Grandi istituti anche in Germania dove però si è scelto di difendere, a spada tratta, i piccoli e piccolissimi rappresentanti del credito come le Banche cooperative (rafforzatesi con la crisi), le Sparkassen (casse di risparmio di fatto in mano alle autorità cittadine e locali) e le Landesbanken(in mano alle Lander, ovvero le grandi regioni tedesche) queste ultime particolarmente esposte sul fronte degli investimenti a rischio a livello internazionale. Tutti questi, però, sono anche un ottimo bacino di voti e di interessi politici locali.

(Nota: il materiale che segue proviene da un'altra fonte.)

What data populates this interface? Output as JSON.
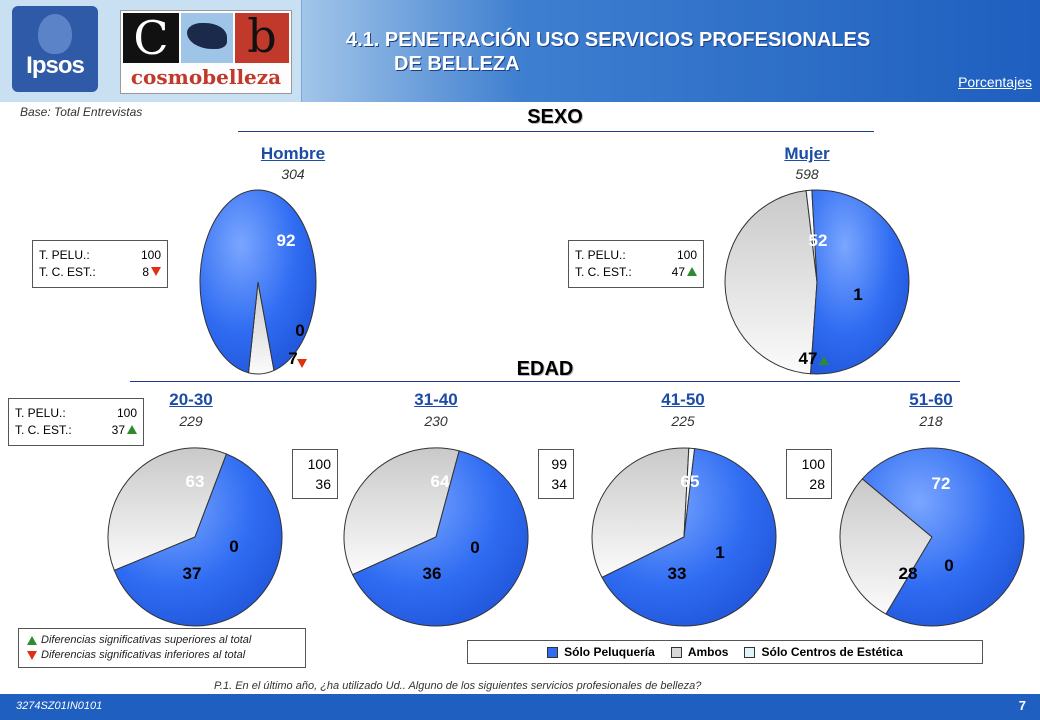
{
  "header": {
    "title_line1": "4.1. PENETRACIÓN USO SERVICIOS PROFESIONALES",
    "title_line2": "DE BELLEZA",
    "units": "Porcentajes",
    "logo_ipsos": "Ipsos",
    "logo_cmb_c": "C",
    "logo_cmb_b": "b",
    "logo_cmb_name": "cosmobelleza"
  },
  "base_note": "Base: Total Entrevistas",
  "sections": {
    "sexo": "SEXO",
    "edad": "EDAD"
  },
  "colors": {
    "solo_peluqueria": "#2f6cf2",
    "ambos": "#d8d8d8",
    "solo_estetica": "#dff3fb",
    "up": "#2e8b2e",
    "down": "#e03010"
  },
  "chart_data": [
    {
      "type": "pie",
      "group": "SEXO",
      "label": "Hombre",
      "base": "304",
      "slices": [
        92,
        0,
        7
      ],
      "labels": [
        "92",
        "0",
        "7"
      ],
      "marker": [
        null,
        null,
        "down"
      ]
    },
    {
      "type": "pie",
      "group": "SEXO",
      "label": "Mujer",
      "base": "598",
      "slices": [
        52,
        1,
        47
      ],
      "labels": [
        "52",
        "1",
        "47"
      ],
      "marker": [
        null,
        null,
        "up"
      ]
    },
    {
      "type": "pie",
      "group": "EDAD",
      "label": "20-30",
      "base": "229",
      "slices": [
        63,
        0,
        37
      ],
      "labels": [
        "63",
        "0",
        "37"
      ],
      "marker": [
        null,
        null,
        null
      ]
    },
    {
      "type": "pie",
      "group": "EDAD",
      "label": "31-40",
      "base": "230",
      "slices": [
        64,
        0,
        36
      ],
      "labels": [
        "64",
        "0",
        "36"
      ],
      "marker": [
        null,
        null,
        null
      ]
    },
    {
      "type": "pie",
      "group": "EDAD",
      "label": "41-50",
      "base": "225",
      "slices": [
        65,
        1,
        33
      ],
      "labels": [
        "65",
        "1",
        "33"
      ],
      "marker": [
        null,
        null,
        null
      ]
    },
    {
      "type": "pie",
      "group": "EDAD",
      "label": "51-60",
      "base": "218",
      "slices": [
        72,
        0,
        28
      ],
      "labels": [
        "72",
        "0",
        "28"
      ],
      "marker": [
        null,
        null,
        null
      ]
    }
  ],
  "totals_boxes": {
    "hombre": {
      "pelu_label": "T. PELU.:",
      "pelu": "100",
      "est_label": "T. C. EST.:",
      "est": "8"
    },
    "mujer": {
      "pelu_label": "T. PELU.:",
      "pelu": "100",
      "est_label": "T. C. EST.:",
      "est": "47"
    },
    "edad_20_30": {
      "pelu_label": "T. PELU.:",
      "pelu": "100",
      "est_label": "T. C. EST.:",
      "est": "37"
    },
    "edad_31_40": {
      "pelu": "100",
      "est": "36"
    },
    "edad_41_50": {
      "pelu": "99",
      "est": "34"
    },
    "edad_51_60": {
      "pelu": "100",
      "est": "28"
    }
  },
  "significance": {
    "up": "Diferencias significativas superiores al total",
    "down": "Diferencias significativas inferiores al total"
  },
  "legend": [
    "Sólo Peluquería",
    "Ambos",
    "Sólo Centros de Estética"
  ],
  "question": "P.1.   En el último año, ¿ha utilizado Ud.. Alguno de los siguientes servicios profesionales de belleza?",
  "footer": {
    "code": "3274SZ01IN0101",
    "page": "7"
  }
}
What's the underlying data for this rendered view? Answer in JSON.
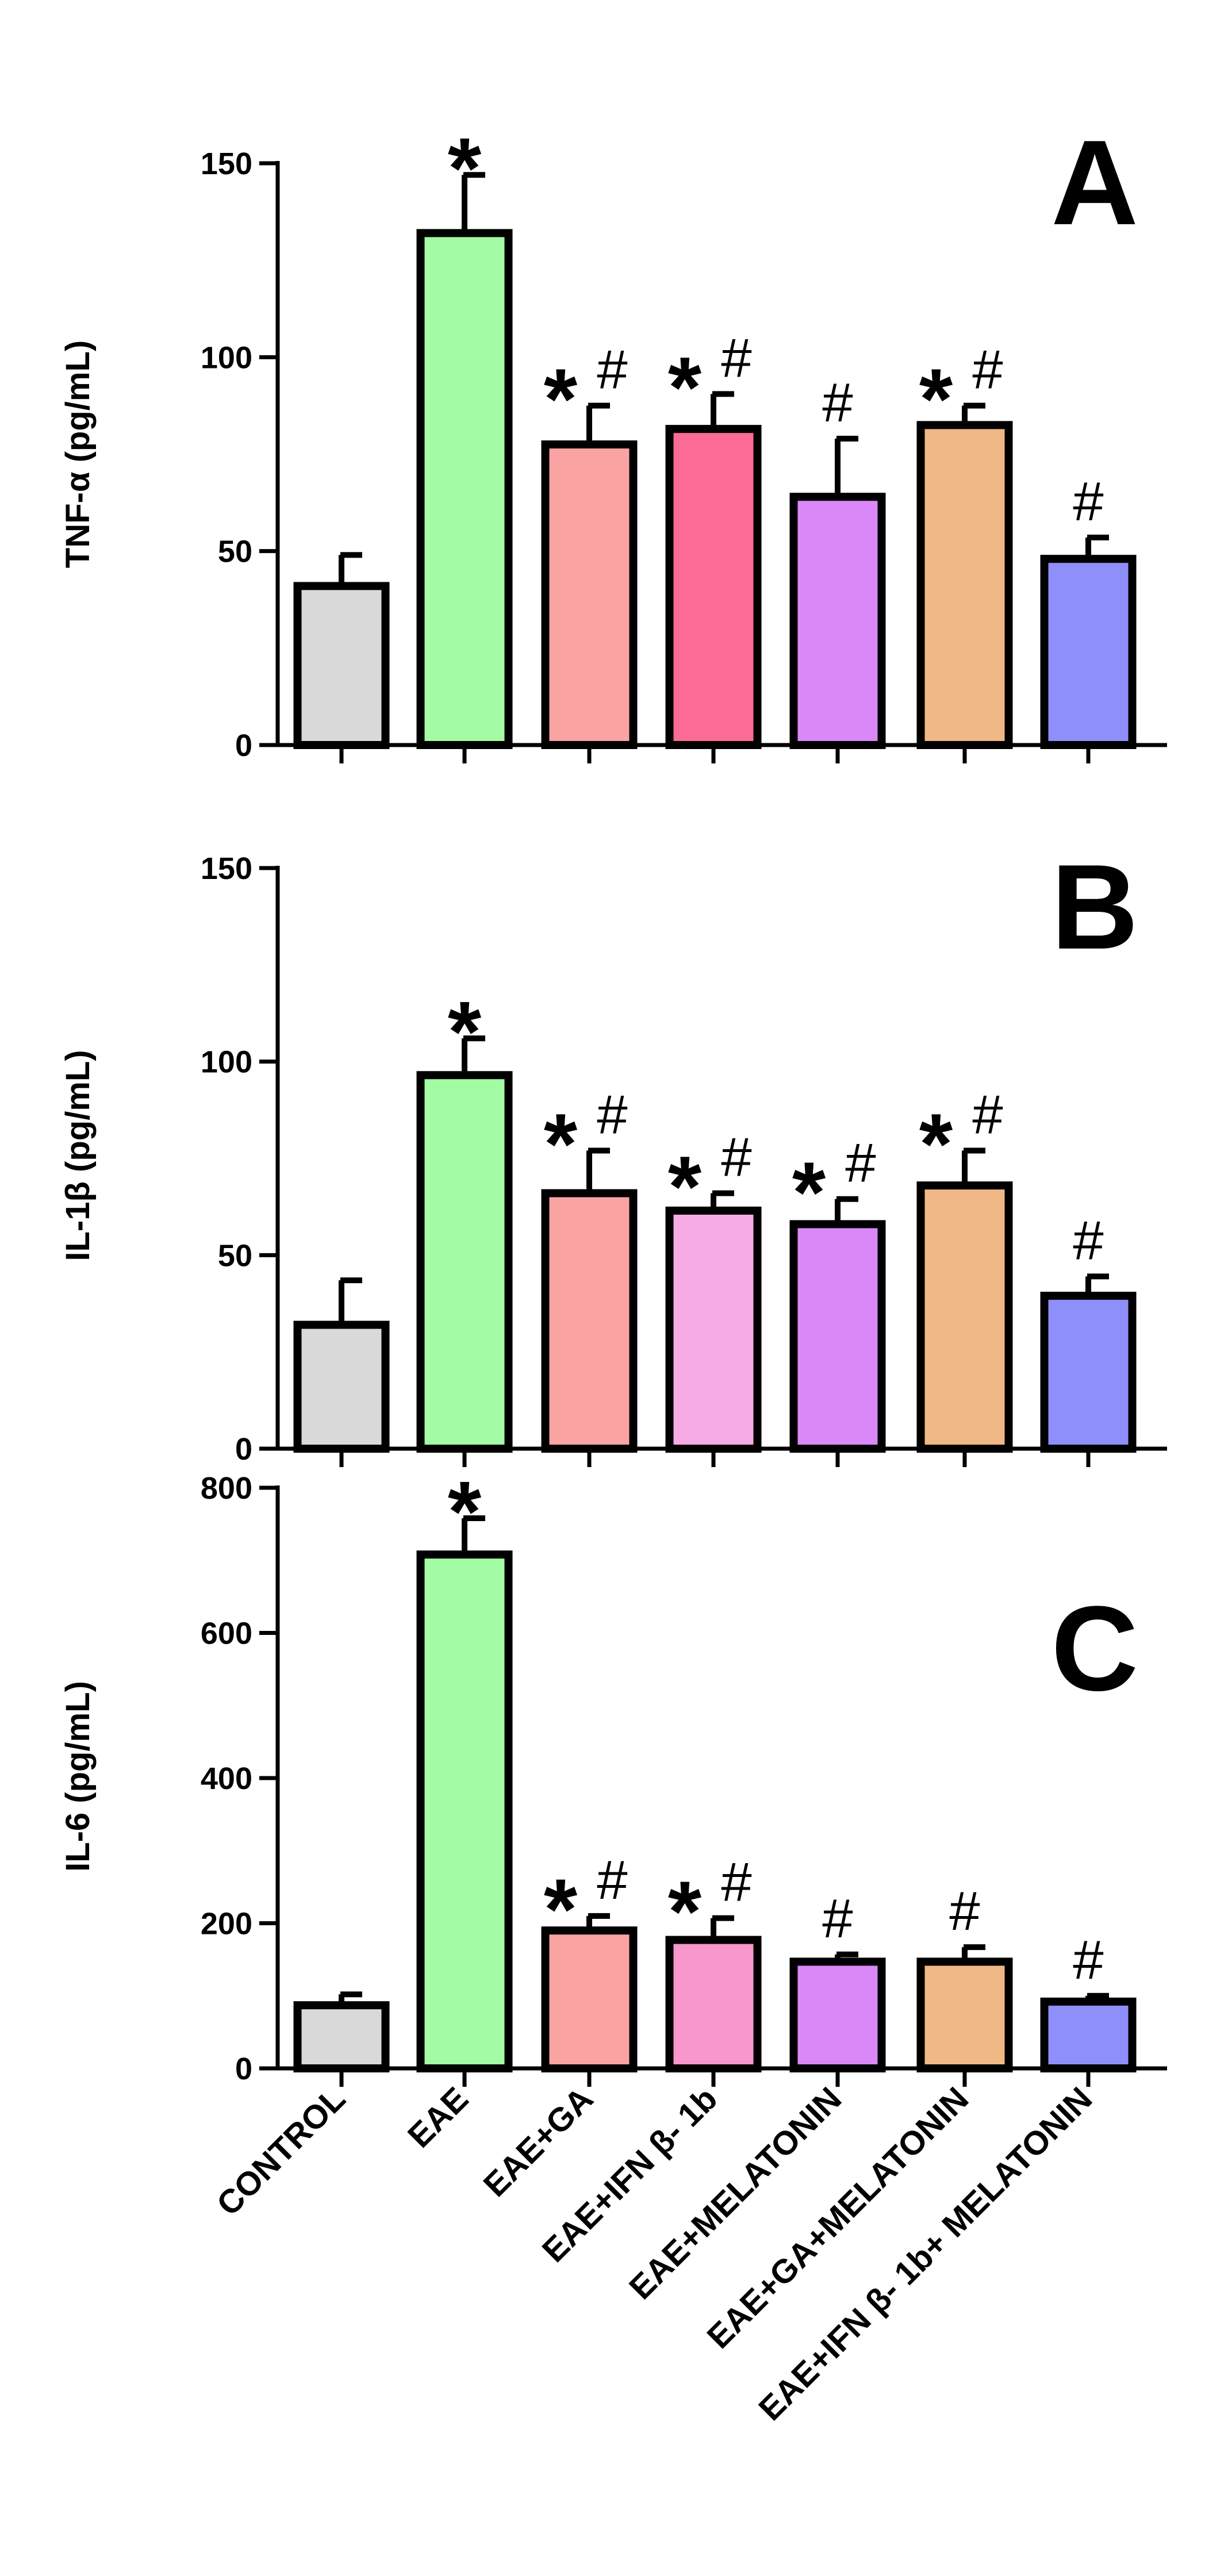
{
  "chart_data": [
    {
      "type": "bar",
      "panel": "A",
      "ylabel": "TNF-α  (pg/mL)",
      "ylim": [
        0,
        150
      ],
      "yticks": [
        0,
        50,
        100,
        150
      ],
      "values": [
        41,
        132,
        77.5,
        81.5,
        64,
        82.5,
        48
      ],
      "errors": [
        8,
        15,
        10,
        9,
        15,
        5,
        5.5
      ],
      "stars": [
        "",
        "*",
        "*",
        "*",
        "",
        "*",
        ""
      ],
      "hashes": [
        "",
        "",
        "#",
        "#",
        "#",
        "#",
        "#"
      ],
      "colors": [
        "#d9d9d9",
        "#a3fca3",
        "#fba3a3",
        "#fb6b96",
        "#da88f8",
        "#f0b884",
        "#8f8ffb"
      ]
    },
    {
      "type": "bar",
      "panel": "B",
      "ylabel": "IL-1β  (pg/mL)",
      "ylim": [
        0,
        150
      ],
      "yticks": [
        0,
        50,
        100,
        150
      ],
      "values": [
        32,
        96.5,
        66,
        61.5,
        58,
        68,
        39.5
      ],
      "errors": [
        11.5,
        9.5,
        11,
        4.5,
        6.5,
        9,
        5
      ],
      "stars": [
        "",
        "*",
        "*",
        "*",
        "*",
        "*",
        ""
      ],
      "hashes": [
        "",
        "",
        "#",
        "#",
        "#",
        "#",
        "#"
      ],
      "colors": [
        "#d9d9d9",
        "#a3fca3",
        "#fba3a3",
        "#f6abe6",
        "#da88f8",
        "#f0b884",
        "#8f8ffb"
      ]
    },
    {
      "type": "bar",
      "panel": "C",
      "ylabel": "IL-6  (pg/mL)",
      "ylim": [
        0,
        800
      ],
      "yticks": [
        0,
        200,
        400,
        600,
        800
      ],
      "values": [
        87,
        708,
        190,
        177,
        147,
        147,
        92
      ],
      "errors": [
        15,
        50,
        20,
        30,
        10,
        20,
        8
      ],
      "stars": [
        "",
        "*",
        "*",
        "*",
        "",
        "",
        ""
      ],
      "hashes": [
        "",
        "",
        "#",
        "#",
        "#",
        "#",
        "#"
      ],
      "colors": [
        "#d9d9d9",
        "#a3fca3",
        "#fba3a3",
        "#f897cc",
        "#da88f8",
        "#f0b884",
        "#8f8ffb"
      ]
    }
  ],
  "categories": [
    "CONTROL",
    "EAE",
    "EAE+GA",
    "EAE+IFN β- 1b",
    "EAE+MELATONIN",
    "EAE+GA+MELATONIN",
    "EAE+IFN β- 1b+ MELATONIN"
  ]
}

Noti sono gli interventi di stato da parte di Berlino per salvare i grandi protagonisti i quali, nel tentativo di una stabilizzazione anche sul lungo termine, hanno deciso per una politica di fusioni: Deutsche Bank (Londra: 0H7D.L - notizie) con Post Bank, Commerzbank (Xetra: CBK100 - notizie) comprò Dresdner. Tutto inutile o quasi visto che poi si sono dovuti riconoscere altre falle nei conti che hanno portato a vendita di asset e a iniezioni di capitale pubblico. Commerzbank oggi vede il 17% in mano allo stato tedesco e Deutsche bank ha una lunga sequela di punti deboli, a cominciare dai 6,8 miliardi di perdite causati in gran parte dalle spese legali per lo scandalo Libor (e affini), fino alla bomba dei derivati, una spada di Damocle pari a 20 volte il Pil tedesco e a 5 volte quello dell’Eurozona.

E in Gran Bretagna?

Londra ha stupito il mondo intero con il referendum nel quale decideva di uscire dall’Europa. Ma il suo sitema bancario non è poi così diverso nei difetti. Per salvare gli istituti dalla crisi, il governo decise a suo tempo, tra il 2007 e il 2010, di entrare in scena con l’acquisto dell’83% di Royal Bank of Scotland (Londra: RBS.L - notizie) , (un investimento pari a 46 miliardi di sterline che lo scorso anno aveva già perso di valore arrivando a 30 miliardi), del 41% di Lloyds (una partecipazione che al 2015 risultava non superiore al 22% e che, considerando i costi del capitale iniziale di 20 miliardi di sterline, ha registrato una perdita netta di 530 milioni secondo i dati del National Audit Office). A dare il colpo di grazie alla volontà del governo di liquidare le posizioni all’interno delle banche è stata l’ultima tempesta post-Brexit che ha fatto crollare il valore delle azioni. Anche loro aspetteranno che le acque si calmino.